Namun, untuk merealisasikan ruang dialog yang efektif dan adil diperlukan suatu upaya untuk menumbuhkan rasa kepercayaan bagi semua pihak terutama masyarakat asli Papua.
“Kemudian perlindungan hukum pada peserta dialog, yaitu building trust, bagaimana semua stop kekerasan dan tidak ada intimidasi, harus percaya smeua punya itikad baik,” kata Margaretha Hanita.
Sementara itu, pemerintah masih menitikberatkan pendekatan kesejahteraan terutama untuk percepatan pembangunan di Papua dan Papua Barat. Hal ini dikemukakan oleh Wakil Presiden RI Ma’ruf Amin.

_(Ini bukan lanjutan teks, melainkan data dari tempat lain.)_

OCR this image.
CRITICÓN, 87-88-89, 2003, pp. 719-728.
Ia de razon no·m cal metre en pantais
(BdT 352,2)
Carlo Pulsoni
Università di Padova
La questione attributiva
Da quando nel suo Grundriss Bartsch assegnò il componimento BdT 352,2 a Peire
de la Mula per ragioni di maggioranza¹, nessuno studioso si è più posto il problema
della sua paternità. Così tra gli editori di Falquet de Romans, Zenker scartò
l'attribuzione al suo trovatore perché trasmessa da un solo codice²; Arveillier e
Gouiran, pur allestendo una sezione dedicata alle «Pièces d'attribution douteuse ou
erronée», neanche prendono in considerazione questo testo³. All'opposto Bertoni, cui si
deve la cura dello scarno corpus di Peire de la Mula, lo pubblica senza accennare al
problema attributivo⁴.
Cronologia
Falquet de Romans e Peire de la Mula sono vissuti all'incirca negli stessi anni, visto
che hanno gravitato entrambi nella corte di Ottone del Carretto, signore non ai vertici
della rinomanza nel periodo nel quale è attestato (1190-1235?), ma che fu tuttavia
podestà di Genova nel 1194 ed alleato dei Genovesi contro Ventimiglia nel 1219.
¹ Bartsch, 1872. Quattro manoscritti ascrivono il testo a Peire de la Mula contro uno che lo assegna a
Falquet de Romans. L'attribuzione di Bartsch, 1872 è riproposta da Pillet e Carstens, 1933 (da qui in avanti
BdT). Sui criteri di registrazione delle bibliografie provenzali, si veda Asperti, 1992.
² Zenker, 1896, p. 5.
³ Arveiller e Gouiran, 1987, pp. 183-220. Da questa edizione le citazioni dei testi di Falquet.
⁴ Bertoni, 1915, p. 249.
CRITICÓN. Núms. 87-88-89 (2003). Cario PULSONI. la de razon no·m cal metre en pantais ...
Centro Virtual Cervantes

Ia menegaskan supaya masyarakat tidak salah persepsi dan menganggap bahwa pembangunan di kedua provinsi tersebut cenderung menggunakan pendekatan keamanan.
“Supaya tidak ada salah persepsi bahwa seakan-akan penanganan Papua itu lebih pendekatan keamanan, padahal justru kita ingin pendekatannya adalah pendekatan kesejahteraan,” kata Ma’ruf.